For most liveaboard routes, Advanced Open Water Diver is recommended — it permits dives to 30 metres and includes experience with drift dives and night dives.
On advanced routes (Daedalus, Galápagos, Cocos) — strong currents, depths to 40 metres, dives in blue water. Here you need Advanced Open Water and at least 50 dives in your logbook.
Beyond the certificate, real experience matters: confident buoyancy control, ability to equalise on the move, composure in a current. If your last dive was more than a year ago, consider a ReActivate course (skills refresher) before the trip.

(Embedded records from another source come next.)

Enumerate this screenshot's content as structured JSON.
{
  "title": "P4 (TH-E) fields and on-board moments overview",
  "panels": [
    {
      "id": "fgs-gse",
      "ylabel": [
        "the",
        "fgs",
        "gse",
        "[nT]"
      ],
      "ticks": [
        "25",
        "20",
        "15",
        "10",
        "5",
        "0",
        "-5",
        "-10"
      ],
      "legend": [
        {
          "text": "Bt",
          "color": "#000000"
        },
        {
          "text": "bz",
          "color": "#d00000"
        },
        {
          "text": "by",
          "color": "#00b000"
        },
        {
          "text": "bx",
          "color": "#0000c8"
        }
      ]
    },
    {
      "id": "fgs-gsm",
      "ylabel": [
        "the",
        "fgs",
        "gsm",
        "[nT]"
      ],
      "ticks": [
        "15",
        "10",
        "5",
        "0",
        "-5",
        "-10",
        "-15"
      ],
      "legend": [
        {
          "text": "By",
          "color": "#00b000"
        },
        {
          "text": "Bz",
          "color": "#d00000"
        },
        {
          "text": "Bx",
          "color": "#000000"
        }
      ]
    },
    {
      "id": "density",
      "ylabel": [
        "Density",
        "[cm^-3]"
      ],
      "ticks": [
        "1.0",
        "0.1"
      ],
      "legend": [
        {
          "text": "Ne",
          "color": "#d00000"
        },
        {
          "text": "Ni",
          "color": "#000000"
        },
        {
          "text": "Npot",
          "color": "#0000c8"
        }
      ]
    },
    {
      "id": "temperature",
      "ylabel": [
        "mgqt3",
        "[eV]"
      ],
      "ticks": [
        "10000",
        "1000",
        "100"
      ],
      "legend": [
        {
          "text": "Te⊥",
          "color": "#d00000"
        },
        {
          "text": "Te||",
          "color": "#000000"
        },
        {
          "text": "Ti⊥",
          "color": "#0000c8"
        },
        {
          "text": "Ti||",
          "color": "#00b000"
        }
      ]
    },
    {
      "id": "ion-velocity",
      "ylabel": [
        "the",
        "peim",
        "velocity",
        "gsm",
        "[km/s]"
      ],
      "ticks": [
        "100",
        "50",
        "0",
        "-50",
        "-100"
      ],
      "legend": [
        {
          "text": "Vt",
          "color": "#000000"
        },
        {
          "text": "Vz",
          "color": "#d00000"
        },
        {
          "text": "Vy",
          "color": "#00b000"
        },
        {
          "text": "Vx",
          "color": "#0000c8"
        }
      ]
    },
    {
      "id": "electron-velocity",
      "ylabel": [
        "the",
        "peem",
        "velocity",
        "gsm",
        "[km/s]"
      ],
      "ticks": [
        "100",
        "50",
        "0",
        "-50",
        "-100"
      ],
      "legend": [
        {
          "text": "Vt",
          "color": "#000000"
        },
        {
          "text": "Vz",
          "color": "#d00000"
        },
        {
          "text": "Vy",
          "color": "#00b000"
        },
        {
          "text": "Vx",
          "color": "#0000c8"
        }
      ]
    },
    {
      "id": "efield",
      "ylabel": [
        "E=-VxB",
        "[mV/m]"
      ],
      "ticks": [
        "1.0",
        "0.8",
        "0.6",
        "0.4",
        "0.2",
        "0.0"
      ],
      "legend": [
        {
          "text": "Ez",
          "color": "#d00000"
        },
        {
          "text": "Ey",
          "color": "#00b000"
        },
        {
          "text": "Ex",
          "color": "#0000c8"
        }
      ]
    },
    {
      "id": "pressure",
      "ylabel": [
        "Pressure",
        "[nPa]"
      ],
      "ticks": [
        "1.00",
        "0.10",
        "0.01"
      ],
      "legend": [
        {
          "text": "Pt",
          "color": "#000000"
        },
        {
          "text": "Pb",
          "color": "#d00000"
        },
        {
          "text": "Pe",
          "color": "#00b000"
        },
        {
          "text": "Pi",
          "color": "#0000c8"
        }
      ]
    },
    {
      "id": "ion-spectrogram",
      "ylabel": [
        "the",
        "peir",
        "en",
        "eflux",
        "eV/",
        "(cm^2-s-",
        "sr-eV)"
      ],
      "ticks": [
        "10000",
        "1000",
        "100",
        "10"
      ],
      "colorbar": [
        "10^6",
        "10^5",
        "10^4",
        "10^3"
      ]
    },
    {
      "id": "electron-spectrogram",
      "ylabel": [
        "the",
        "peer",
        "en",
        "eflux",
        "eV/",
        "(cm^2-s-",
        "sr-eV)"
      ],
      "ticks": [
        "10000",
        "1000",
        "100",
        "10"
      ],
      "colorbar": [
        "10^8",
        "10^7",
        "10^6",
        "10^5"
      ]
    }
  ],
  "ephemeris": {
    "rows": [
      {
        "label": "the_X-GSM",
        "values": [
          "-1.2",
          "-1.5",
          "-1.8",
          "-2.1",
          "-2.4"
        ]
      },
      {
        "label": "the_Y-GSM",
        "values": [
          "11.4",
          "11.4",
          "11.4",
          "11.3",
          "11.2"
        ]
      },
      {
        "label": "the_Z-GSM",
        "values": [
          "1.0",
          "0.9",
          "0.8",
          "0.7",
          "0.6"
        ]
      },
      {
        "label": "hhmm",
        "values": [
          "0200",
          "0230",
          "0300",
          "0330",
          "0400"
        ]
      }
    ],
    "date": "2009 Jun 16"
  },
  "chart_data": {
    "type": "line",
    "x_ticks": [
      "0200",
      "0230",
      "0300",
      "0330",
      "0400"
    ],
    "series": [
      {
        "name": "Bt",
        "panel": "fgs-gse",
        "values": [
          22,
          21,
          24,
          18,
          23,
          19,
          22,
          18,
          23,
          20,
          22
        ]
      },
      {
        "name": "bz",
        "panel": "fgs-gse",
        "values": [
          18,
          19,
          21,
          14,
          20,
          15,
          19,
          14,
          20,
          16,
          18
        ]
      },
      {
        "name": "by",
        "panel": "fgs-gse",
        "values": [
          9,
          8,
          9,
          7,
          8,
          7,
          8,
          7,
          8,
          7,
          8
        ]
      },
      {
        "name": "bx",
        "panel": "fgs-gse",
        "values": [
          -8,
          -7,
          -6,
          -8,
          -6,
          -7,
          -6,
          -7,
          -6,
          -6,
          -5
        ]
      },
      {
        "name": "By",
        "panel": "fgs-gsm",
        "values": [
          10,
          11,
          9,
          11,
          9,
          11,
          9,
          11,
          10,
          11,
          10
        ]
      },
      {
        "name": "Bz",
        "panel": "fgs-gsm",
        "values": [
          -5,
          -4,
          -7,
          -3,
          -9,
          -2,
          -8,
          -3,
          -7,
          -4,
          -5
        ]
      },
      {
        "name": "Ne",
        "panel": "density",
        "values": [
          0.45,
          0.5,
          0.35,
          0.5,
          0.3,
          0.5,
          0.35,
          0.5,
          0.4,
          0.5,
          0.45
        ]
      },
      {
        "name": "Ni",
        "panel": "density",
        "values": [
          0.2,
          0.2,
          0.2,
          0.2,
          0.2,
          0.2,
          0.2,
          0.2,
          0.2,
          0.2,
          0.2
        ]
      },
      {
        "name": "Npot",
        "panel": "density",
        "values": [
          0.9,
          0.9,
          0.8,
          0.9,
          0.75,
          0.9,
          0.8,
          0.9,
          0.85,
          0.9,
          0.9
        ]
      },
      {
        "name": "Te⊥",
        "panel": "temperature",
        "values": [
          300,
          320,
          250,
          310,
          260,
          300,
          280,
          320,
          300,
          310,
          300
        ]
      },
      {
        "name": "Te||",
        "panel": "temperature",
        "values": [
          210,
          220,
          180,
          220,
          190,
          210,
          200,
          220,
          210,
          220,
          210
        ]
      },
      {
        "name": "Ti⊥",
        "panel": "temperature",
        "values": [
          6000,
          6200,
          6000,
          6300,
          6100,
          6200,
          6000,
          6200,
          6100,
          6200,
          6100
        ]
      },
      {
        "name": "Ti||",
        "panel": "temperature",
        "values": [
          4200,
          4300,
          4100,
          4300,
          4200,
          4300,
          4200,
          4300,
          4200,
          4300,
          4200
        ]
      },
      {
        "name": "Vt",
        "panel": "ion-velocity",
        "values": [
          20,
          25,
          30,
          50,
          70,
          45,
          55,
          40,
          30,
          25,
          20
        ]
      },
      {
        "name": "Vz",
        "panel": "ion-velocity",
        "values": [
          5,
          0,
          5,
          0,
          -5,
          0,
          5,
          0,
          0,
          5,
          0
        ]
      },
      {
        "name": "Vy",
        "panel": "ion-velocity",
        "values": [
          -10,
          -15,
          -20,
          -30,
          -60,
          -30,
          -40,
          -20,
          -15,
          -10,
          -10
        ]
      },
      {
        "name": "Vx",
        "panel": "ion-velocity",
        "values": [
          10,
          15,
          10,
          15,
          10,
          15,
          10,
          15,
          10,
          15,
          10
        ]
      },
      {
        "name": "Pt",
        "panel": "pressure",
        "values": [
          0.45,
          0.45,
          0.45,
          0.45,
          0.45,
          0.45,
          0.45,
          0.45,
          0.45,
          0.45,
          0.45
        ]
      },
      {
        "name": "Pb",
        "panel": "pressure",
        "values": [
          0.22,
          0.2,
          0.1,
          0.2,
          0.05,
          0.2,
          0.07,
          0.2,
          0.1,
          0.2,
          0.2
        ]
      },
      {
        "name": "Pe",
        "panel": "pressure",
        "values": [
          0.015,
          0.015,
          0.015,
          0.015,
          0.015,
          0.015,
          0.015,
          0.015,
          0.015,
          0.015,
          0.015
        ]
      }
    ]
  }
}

How much does a dive safari cost
| Destination | Duration | Price | Flights |
|---|---|---|---|
| Egypt, Red Sea | 8 days | from €1,760 | ~€400 (direct) |
| Maldives | 13 days | from $3,850 | ~$800 (direct) |
| Galápagos | 8 days | from $7,100 | ~$2,000 (2–3 stops) |
| Cocos, Costa Rica | 12 days | from $7,860 | ~$1,500 (1–2 stops) |
Cost per dive on a safari: $65–142 (including accommodation and meals). For comparison: a single boat dive at a tropical resort costs $80–100, without accommodation or food.
What to bring
Your own gear (if you have it): regulator, BCD, computer, mask, fins, wetsuit. Personal gear is more familiar and hygienic, especially for a week of daily diving.
If you don’t have your own — most yachts offer full rental kits. But notify them when booking: popular sizes go fast.
Essential: - Dive certificate and logbook - Reef-safe sunscreen (no oxybenzone) - Seasickness tablets (it can get rough during transits) - Light clothing and a hoodie (it’s cool on deck in the evening) - Camera with underwater housing (if you have one)
Where to start
First safari. The Red Sea is the classic starting point. Direct flights, straightforward logistics, comfortable conditions. Eight days from €1,760 is enough to know whether this format suits you.
For experienced divers. The Maldives — 27 dives over 13 days, mantas and whale sharks in atoll channels. The Galápagos — walls of hammerhead sharks at Darwin’s Arch, strong currents and cold water, diving at the edge of your certification.
For those who’ve seen it all. Cocos Island — 500 kilometres from the mainland, twelve days in the ocean, $500 permit. Or St Helena — whale sharks in the middle of the Atlantic. These are expeditions you don’t go on for pretty reefs — you go for what most divers will never see.